Suggestions
Lau Felix
Research Engineer at Apple with expertise in machine learning and artificial intelligence.
Felix Lau is a research engineer with extensive experience in machine learning and artificial intelligence, particularly in the medical imaging field. He worked as a Senior Machine Learning Scientist at Arterys from April 2016 to August 2019, a period of 3 years and 5 months.1
During his time at Arterys, Felix made significant contributions to the development of AI-powered medical imaging technologies:
Key Achievements at Arterys
-
CardioAI Development: Felix led the development of CardioAI, a U-Net-based fully convolutional network (FCN) that segments ventricular structures in cardiac MRI scans. This AI model achieved radiologist-level accuracy and became the first FDA-cleared cloud-based deep learning clinical product. CardioAI is used by clinicians in various prestigious medical institutions and can save up to 25 minutes of their time per case.1
-
ScarGAN Project: He spearheaded the development of ScarGAN, an innovative synthetic data generation technique. This method uses chained Generative Adversarial Networks (GANs) to simulate pathological tissues in normal patients' MRI LGE scans, reducing the need for collecting data on rare diseases.1
-
LungAI Co-development: Felix also contributed to the development of LungAI, an algorithm for lung nodule detection and segmentation using U-Net and ResNet architectures.1
Career Progression
After his role at Arterys, Felix Lau moved on to other prominent positions in the AI field:
- Research Engineer at Scale AI (September 2019 - September 2021)

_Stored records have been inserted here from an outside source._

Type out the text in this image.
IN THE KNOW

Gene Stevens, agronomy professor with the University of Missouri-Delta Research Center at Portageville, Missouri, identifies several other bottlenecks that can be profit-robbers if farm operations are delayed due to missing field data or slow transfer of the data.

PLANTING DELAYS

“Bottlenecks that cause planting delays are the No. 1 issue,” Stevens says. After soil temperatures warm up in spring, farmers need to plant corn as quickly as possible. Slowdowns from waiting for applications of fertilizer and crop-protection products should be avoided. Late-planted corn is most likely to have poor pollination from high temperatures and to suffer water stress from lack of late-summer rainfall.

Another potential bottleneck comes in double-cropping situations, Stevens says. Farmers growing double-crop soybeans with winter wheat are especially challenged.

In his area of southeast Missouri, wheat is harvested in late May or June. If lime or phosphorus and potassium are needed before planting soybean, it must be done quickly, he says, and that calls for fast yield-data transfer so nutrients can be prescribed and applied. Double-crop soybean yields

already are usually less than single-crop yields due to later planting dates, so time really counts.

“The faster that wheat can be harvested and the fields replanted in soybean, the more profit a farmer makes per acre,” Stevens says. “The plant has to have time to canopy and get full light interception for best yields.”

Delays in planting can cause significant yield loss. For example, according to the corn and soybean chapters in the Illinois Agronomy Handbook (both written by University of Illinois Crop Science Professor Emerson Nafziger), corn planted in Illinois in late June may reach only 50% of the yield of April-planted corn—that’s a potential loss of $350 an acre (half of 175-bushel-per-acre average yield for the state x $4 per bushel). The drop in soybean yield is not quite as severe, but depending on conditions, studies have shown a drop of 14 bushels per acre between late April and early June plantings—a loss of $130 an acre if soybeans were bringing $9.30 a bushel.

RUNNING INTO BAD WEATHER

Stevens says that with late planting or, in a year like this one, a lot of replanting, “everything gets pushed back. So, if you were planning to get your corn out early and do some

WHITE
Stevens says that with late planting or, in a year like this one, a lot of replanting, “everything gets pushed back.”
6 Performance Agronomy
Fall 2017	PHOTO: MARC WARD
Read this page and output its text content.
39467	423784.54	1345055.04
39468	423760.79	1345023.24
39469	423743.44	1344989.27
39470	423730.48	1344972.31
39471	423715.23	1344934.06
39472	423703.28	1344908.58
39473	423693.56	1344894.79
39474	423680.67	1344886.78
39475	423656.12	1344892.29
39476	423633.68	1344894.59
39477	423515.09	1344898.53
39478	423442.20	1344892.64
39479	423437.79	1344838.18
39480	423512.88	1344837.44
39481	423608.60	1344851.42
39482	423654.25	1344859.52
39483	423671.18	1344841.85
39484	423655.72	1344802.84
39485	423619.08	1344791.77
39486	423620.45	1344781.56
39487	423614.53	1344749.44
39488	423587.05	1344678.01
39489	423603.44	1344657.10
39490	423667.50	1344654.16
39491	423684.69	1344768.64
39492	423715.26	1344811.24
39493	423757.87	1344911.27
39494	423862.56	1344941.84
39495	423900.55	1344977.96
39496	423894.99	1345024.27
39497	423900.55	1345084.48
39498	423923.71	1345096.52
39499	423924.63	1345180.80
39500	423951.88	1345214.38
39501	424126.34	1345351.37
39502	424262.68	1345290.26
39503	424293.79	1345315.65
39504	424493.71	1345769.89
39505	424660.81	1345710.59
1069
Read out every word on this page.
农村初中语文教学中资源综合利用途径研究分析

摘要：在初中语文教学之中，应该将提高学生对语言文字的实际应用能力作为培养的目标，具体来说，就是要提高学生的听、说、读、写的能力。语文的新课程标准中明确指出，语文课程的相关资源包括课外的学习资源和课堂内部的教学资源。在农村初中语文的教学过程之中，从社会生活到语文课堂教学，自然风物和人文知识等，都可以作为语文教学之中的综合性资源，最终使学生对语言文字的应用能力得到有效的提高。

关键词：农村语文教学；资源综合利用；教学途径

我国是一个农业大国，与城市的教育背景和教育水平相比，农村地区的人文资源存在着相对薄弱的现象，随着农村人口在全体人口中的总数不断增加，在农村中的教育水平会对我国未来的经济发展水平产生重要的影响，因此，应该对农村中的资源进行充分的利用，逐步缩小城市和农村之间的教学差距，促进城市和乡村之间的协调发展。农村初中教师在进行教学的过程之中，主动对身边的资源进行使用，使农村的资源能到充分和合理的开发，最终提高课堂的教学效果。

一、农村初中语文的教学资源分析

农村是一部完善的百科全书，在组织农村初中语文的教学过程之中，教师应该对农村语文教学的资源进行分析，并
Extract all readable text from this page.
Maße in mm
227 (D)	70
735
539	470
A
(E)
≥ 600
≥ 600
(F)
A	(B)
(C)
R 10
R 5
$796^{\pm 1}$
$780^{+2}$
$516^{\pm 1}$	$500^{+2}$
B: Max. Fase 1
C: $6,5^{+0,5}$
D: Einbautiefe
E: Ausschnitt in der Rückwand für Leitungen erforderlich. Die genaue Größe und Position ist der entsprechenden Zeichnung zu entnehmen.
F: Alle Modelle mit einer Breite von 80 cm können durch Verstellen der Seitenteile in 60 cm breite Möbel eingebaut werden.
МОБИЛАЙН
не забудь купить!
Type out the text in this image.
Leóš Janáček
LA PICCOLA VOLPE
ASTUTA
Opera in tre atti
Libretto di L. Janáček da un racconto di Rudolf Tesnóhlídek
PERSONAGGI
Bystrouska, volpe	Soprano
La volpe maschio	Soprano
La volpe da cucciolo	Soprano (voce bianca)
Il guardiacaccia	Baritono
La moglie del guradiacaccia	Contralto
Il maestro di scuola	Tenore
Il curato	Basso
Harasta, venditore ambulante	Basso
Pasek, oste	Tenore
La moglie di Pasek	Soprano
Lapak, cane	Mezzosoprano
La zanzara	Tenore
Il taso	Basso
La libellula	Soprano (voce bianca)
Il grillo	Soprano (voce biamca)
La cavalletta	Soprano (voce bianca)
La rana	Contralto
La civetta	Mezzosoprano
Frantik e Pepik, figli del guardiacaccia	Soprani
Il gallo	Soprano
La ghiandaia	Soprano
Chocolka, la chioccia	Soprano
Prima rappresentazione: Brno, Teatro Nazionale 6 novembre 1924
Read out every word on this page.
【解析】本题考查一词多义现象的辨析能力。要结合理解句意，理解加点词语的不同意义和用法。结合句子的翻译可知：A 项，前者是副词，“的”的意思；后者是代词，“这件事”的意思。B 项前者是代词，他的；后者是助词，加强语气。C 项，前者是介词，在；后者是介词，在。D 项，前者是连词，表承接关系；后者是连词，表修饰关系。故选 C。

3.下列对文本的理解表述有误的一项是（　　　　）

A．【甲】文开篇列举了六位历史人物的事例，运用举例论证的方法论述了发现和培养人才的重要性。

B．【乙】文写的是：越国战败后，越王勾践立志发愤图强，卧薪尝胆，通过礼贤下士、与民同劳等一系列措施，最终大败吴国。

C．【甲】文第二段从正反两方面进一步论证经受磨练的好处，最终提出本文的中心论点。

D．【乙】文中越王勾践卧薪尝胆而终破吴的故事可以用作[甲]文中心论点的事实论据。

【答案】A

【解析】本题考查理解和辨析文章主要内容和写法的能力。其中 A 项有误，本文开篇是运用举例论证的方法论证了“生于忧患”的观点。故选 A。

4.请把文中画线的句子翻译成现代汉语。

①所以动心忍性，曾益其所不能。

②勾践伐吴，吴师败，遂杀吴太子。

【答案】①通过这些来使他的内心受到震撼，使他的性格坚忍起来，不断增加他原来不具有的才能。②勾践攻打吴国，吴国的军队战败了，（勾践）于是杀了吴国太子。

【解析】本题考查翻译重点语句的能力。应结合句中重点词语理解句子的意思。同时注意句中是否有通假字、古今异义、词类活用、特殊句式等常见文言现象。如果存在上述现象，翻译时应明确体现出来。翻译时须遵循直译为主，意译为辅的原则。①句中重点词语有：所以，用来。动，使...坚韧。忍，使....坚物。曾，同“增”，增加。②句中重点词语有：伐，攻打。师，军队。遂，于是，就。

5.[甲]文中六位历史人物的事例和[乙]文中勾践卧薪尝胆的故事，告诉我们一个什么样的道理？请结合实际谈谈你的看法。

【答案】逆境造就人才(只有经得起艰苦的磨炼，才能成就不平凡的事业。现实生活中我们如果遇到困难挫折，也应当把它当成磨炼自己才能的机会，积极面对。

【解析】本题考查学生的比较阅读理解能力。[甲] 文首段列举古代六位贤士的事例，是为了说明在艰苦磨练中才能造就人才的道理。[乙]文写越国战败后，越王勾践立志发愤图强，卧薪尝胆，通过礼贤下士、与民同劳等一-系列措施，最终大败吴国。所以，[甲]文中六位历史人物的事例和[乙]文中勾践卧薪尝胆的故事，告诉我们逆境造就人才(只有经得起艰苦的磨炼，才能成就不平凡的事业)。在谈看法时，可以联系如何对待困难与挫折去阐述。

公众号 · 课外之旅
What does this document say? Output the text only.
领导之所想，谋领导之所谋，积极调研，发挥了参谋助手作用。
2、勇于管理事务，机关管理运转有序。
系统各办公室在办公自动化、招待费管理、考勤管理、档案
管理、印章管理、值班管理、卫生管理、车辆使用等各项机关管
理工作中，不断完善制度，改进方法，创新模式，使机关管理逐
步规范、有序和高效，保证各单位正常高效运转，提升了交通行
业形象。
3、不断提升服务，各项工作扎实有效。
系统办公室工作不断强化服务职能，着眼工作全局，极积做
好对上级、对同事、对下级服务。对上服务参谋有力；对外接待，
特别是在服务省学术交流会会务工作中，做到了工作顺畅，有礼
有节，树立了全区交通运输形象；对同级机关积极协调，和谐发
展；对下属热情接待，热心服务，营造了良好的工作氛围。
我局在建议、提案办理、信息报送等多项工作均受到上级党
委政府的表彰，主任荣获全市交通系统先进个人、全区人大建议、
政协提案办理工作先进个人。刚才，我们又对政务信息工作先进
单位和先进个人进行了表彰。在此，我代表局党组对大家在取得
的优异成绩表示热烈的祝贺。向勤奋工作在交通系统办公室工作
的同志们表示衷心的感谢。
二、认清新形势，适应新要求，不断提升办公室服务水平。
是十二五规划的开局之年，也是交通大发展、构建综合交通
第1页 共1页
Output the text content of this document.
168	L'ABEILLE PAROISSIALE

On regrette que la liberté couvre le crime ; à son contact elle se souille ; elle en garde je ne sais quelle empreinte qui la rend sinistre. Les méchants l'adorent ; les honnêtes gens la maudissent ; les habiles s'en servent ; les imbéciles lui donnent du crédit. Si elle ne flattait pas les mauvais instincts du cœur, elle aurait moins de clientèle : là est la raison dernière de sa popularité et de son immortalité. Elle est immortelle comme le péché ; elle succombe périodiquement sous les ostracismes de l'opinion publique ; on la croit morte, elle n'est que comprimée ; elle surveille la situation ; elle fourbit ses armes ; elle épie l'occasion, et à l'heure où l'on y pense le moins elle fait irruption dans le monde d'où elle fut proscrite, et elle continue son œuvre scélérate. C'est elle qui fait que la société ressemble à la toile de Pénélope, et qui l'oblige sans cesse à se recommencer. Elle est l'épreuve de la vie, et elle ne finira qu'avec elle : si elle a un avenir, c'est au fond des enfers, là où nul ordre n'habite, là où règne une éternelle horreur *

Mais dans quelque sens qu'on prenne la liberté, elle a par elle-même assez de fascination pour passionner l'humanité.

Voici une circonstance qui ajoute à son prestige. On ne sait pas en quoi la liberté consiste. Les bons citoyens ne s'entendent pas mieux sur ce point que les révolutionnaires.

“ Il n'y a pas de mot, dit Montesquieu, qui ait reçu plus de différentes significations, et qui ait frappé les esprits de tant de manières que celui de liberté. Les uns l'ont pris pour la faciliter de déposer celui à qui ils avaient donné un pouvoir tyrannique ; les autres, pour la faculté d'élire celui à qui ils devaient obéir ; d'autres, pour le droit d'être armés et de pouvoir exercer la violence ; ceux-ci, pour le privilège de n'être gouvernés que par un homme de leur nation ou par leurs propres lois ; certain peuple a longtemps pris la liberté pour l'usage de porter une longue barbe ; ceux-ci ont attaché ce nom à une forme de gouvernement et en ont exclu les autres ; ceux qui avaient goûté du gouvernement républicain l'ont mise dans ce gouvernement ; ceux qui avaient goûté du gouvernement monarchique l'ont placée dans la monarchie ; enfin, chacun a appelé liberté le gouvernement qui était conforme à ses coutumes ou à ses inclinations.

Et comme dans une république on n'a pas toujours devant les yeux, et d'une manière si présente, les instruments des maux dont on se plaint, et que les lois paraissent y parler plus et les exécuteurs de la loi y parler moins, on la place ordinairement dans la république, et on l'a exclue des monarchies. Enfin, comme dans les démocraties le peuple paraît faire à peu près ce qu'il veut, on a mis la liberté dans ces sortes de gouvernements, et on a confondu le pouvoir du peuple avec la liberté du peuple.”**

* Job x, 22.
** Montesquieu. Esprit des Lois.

- Research Engineer at Apple (October 2021 - Present), where he works in the SIML - Human and Object Understanding team1
Education
Felix Lau holds dual bachelor's degrees from The Hong Kong University of Science and Technology:
- Bachelor's Degree in Business Administration (First class honours)
- Bachelor's Degree in Computer Science (First class honours)
Both degrees were completed between 2008 and 2012.1
Felix Lau's career demonstrates a strong focus on applying machine learning and AI technologies to solve complex problems, particularly in the medical imaging domain. His work has contributed to significant advancements in automated clinical workflows and AI-assisted medical diagnostics.